Parsad Posted July 22, 2011 Posted July 22, 2011 Commentary on Buffett's stance. Which I happen to agree with. ;D Cheers! http://finance.yahoo.com/news/Buffetts-Unwavering-Optimism-tsmf-3377317085.html;_ylt=An.BVpSAPPhIWABdIo4gX7W7YWsA;_ylu=X3oDMTE2ZGc1MnEwBHBvcwMxMQRzZWMDdG9wU3RvcmllcwRzbGsDYnVmZmV0dHN1bndh?x=0&sec=topStories&pos=7&asset=&ccode=
given2invest Posted July 22, 2011 Posted July 22, 2011 Putting his words into action, Buffett made a number of investments which, at the time, were viewed as wildly risky. In the months and years following, however, his decision to step in and save Goldman Sachs, take a chance on General Electric and go "all-in" on Burlington Northern Santa Fe Railroad, have only helped him further grow his already massive wealth. This is hogwash. Those preferred deals were never seen as risky at the time. In fact, it was wildly accepted on Wall Street that Buffett got an amazing deal that any fund would have gladly taken if given the opportunity, especially on the Goldman purchase.
tnp20 Posted July 22, 2011 Posted July 22, 2011 I would also argue that he was a partial insider. He knew treasury was working on a plan to save the financial system from collapse. Henry even asked him what rate the TARP preferred injection used and Buffet indicated a lower rate.

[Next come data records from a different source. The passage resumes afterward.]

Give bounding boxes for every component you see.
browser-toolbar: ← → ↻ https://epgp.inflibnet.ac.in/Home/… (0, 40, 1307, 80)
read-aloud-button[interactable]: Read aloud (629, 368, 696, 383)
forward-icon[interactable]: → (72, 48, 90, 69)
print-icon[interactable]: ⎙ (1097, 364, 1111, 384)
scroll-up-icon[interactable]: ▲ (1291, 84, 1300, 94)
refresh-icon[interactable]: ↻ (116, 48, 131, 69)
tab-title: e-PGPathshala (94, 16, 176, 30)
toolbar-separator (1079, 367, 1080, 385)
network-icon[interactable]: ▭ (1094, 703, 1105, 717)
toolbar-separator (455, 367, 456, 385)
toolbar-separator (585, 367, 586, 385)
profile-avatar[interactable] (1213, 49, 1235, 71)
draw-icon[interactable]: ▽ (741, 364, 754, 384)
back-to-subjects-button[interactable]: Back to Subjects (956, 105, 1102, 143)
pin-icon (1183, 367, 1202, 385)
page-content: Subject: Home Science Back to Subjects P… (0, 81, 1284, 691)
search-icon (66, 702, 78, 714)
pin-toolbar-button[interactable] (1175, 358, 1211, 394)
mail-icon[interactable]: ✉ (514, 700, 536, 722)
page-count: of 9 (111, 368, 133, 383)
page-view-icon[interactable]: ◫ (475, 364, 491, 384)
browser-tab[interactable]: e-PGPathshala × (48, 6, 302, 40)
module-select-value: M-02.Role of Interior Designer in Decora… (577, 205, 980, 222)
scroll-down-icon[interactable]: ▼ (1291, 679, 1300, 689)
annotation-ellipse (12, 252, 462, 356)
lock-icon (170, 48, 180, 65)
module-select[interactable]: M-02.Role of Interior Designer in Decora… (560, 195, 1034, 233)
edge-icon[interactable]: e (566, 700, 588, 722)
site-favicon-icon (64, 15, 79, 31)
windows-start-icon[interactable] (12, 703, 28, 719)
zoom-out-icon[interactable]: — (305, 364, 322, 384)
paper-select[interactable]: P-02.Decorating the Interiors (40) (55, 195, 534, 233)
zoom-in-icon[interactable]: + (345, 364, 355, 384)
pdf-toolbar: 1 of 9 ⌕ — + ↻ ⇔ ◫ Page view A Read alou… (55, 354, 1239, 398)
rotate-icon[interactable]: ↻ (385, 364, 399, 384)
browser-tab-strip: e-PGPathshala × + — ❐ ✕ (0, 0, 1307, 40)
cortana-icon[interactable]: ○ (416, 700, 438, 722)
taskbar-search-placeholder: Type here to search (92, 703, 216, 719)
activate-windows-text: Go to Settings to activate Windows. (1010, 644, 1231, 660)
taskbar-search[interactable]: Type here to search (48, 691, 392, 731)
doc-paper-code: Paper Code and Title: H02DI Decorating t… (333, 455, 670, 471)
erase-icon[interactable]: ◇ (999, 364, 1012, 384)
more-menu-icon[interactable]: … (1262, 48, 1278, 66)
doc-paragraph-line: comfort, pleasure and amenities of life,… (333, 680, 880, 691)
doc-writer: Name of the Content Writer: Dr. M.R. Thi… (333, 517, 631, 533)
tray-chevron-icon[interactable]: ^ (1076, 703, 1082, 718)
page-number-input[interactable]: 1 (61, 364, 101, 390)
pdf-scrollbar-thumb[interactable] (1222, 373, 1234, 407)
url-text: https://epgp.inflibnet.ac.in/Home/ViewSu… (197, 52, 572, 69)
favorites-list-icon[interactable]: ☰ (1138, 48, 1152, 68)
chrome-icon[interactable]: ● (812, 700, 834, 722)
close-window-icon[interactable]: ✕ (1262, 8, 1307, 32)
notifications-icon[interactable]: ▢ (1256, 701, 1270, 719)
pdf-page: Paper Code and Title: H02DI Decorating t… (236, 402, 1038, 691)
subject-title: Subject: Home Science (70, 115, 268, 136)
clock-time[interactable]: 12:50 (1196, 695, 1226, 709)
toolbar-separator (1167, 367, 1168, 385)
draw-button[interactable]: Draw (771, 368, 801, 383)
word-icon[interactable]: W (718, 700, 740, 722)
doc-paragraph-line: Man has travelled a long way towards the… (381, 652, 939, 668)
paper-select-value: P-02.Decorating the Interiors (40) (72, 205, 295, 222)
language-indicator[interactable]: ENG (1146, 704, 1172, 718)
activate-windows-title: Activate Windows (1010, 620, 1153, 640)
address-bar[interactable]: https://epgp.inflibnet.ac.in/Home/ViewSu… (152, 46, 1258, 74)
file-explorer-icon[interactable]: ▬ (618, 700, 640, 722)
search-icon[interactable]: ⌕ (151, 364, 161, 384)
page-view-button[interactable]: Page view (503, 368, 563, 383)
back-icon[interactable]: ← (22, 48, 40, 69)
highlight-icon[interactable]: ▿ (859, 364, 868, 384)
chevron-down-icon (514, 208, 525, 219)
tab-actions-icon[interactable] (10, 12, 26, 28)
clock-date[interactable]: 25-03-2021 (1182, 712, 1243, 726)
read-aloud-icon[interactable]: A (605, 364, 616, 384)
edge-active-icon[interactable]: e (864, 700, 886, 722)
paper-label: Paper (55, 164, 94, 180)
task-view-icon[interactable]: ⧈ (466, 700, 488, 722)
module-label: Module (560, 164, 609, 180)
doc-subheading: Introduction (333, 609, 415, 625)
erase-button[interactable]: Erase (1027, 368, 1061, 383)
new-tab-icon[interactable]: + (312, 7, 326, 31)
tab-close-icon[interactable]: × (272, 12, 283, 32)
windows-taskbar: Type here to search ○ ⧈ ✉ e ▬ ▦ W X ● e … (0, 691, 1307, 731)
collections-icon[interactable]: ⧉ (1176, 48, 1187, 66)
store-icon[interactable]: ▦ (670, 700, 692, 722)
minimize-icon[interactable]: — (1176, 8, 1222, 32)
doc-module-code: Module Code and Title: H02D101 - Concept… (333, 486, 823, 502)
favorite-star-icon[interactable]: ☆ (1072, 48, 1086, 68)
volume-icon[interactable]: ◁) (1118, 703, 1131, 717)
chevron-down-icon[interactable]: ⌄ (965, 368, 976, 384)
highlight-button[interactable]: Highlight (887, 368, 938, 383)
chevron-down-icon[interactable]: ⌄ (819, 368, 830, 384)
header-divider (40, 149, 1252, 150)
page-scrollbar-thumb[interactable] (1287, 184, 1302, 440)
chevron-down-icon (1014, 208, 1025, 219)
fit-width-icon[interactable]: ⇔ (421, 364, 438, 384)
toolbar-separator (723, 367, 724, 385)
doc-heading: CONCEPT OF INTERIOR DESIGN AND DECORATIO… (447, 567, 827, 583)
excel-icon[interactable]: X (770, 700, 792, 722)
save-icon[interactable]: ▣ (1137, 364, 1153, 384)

Guest ValueCarl Posted July 22, 2011 Posted July 22, 2011 I am surprised the board didn't see the hook in this article! I am afraid some have been gaffed! When I read it pre-market, and got to the conclusion, I saw the misplaced bias being applied! It's in the last paragraph and represents an oxymoron to what Mr. Buffett endorses, versus the GOLD BUGS who see a world filled with shiny metals as opposed to "cash generating" businesses. If you read it more casually, you might even think it was Mr. Buffett recommending the ETF with precious metals in it. ;) Yeah, I know, he's attempting to temper one's use of the precious metal, but it's a pump for investing in it all the same, while using Buffett's name to endorse it. Aside from this quality, Buffett's portfolio is also notable for its exposure to reputable dividend-paying names. The consistent income paid out by these firms will provide a welcomed cushion of protection in the event of a market upheaval. Given Buffett's investing preferences and current portfolio, it is clear that he is sticking to a cautiously optimistic approach to the marketplace. Such a mindset, I feel, is ideal given the current market climate. A good strategy for ETF investors looking to mimic the Oracle would be to pair broad-based equity funds like iShares Dow Jones Select Dividend Index Fund with defensive assets like gold. I have long relied on iShares Gold Trust for bullion exposure. This is not to say that sector-, and industry-focused products are off limits. On the contrary, by maintaining small, controlled exposure to strong corners of the marketplace, it is possible to add to a portfolio's potential upside. The key words, however, are "small," and, "controlled." Be lie Buffett: avoid getting carried away.